From this mountain top, we are able to forsee the countless transformed souls that lie ahead. A whole lifeworld has languished in darkness to the south. The historical Kingdom of Judah has now invented a new religion, Judah-ism, patterning it on authentic Hebrew belief but introducing Mesopotamian idolatry. This is the breaking point. Practitioners of the new religion, who are now called "the Jews," claim that Jesus' followers would take take away their altar of blood sacrifice and "change the customs which Moses delivered to us" (Acts 6:14). Had not their Master, Jesus, driven this presence out of the Temple (Mt 21:12-17)? Did He not say that He will destroy this Temple?
Yes, a vast landscape of alienation still lay ahead. A palpable darkness lies like a heavy weight on God's people. The Temple would indeed be destroyed. The custom of blood sacrifice would indeed come to an end. And the ancient custom of following God unto deification would be restored: living fountains of water reviving the lost sheep would ebb up from the faithful like Photini; Divine light shining from God's sons and daughters like Photini's children.
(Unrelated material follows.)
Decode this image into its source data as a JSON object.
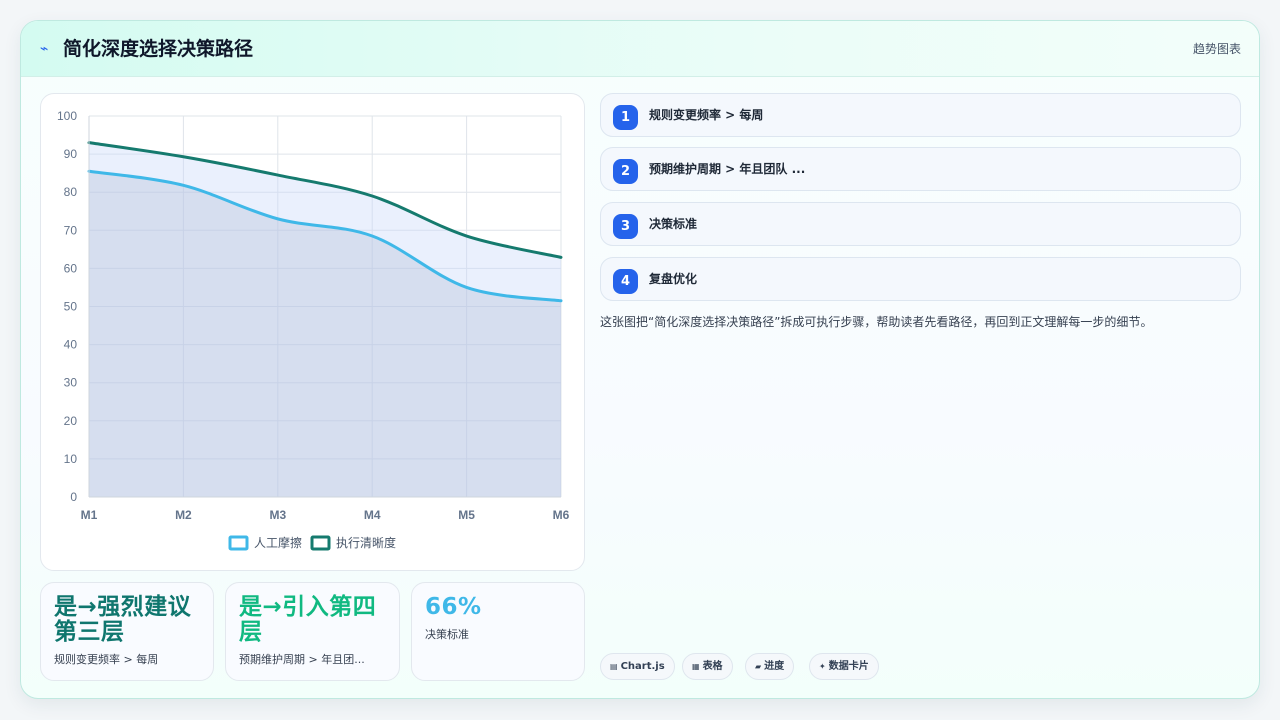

All this still lay ahead.
But on this day,
surrounded by the lifeworld of the Patriarchs,
standing among the lost sheep of the House of Israel,
the God of Abraham and of Isaac and of Jacob makes a start.
And in these marvelous things,
experienced in the capital city of the ancient Kingdom of Israel,
the children of Abraham hear what we have come to call the "Good News":
"the Kingdom of Heaven has drawn near."
In the Name of the Father and of the Son and of the Holy Ghost.